Looking to load MySQL data into Databricks for real-time analytics, machine learning, or centralized reporting?
Whether you're building a real-time data pipeline or performing a one-time data migration, integrating MySQL (a widely used relational database) with Databricks (a unified data and AI platform) can significantly enhance your ability to generate insights, govern data, and automate workflows.
This guide explores two proven methods to connect MySQL to Databricks:
- A manual approach using CSV export and import
- An automated, real-time solution using Estuary Flow, a low-code platform with built-in CDC and streaming capabilities
By the end, you’ll know exactly which method best fits your business case, whether you're managing small datasets manually or scaling real-time operations across your enterprise.
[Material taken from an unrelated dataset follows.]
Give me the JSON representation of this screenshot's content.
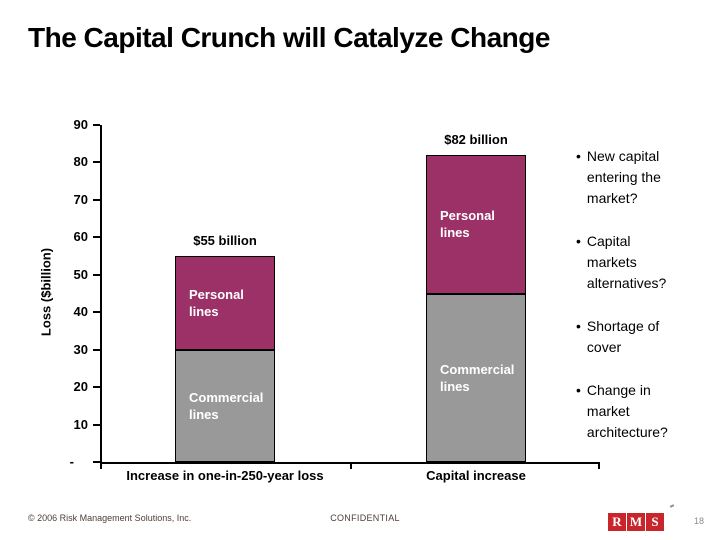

If you're eager to jump straight to the methods and steps for connecting MySQL to Databricks, feel free to click here to skip ahead.
An Overview of MySQL
MySQL is one of the most popular relational database management systems (RDBMS) available today, renowned for its reliability and performance. It is acclaimed for its ability to organize data into structured tables and establish relationships among various data types. The SQL in MySQL implies you can utilize Structured Query Language (SQL) for creating, modifying, and extracting data from relational databases.
Here are some key features of MySQL:
- High Performance: MySQL supports multiple storage engines, such as MyISAM and InnoDB, each optimized for different use cases. And, with efficient indexing of tables, MySQL enhances performance, speeding up data retrieval operations like SELECT queries. MySQL also employs various caching techniques to improve query response times.
- Robust Security Measures: MySQL provides robust security features, including host-based verification and support for secure password mechanisms. It also allows detailed control of user privileges that can be configured per host, per database, or even per table.
- Reliability: MySQL ensures data integrity and reliability with features like foreign key constraints and transactional support. Regular updates, bug fixes, and security patches help improve stability while keeping the system secure and up-to-date.
An Overview of Databricks
Databricks is a cloud-based platform that utilizes the Apache Spark big data processing engine to manage and analyze large datasets efficiently. It can handle diverse workloads, including batch processing, real-time streaming, and machine-learning tasks, making it highly versatile.
To handle such workloads, Databricks optimizes cloud resources with dynamic allocation and scaling to match your workload requirements. This ensures efficient data processing and helps in cost optimization.
Here are some of the key features of Databricks:
- Integrated Tools: Databricks offers comprehensive tools and services tailored for big data operations. These include support for multiple data formats, seamless integration with leading libraries and frameworks, and data analysis utilities.
- Data Governance: Databricks offers robust data governance services, including audits and compliance controls. These functionalities empower you to regulate data access, manage data lifecycle, and fulfill their legal obligations and compliance objectives.
- Encryption: Databricks employ encryption to protect data at rest and in transit. Some of the encryption measures include safeguarding data storage, network communication, and user authentication.
Why Migrate from MySQL to Databricks
Migrating from MySQL to Databricks can help unlock new data insights and improve decision-making. Let's examine the several benefits of this migration.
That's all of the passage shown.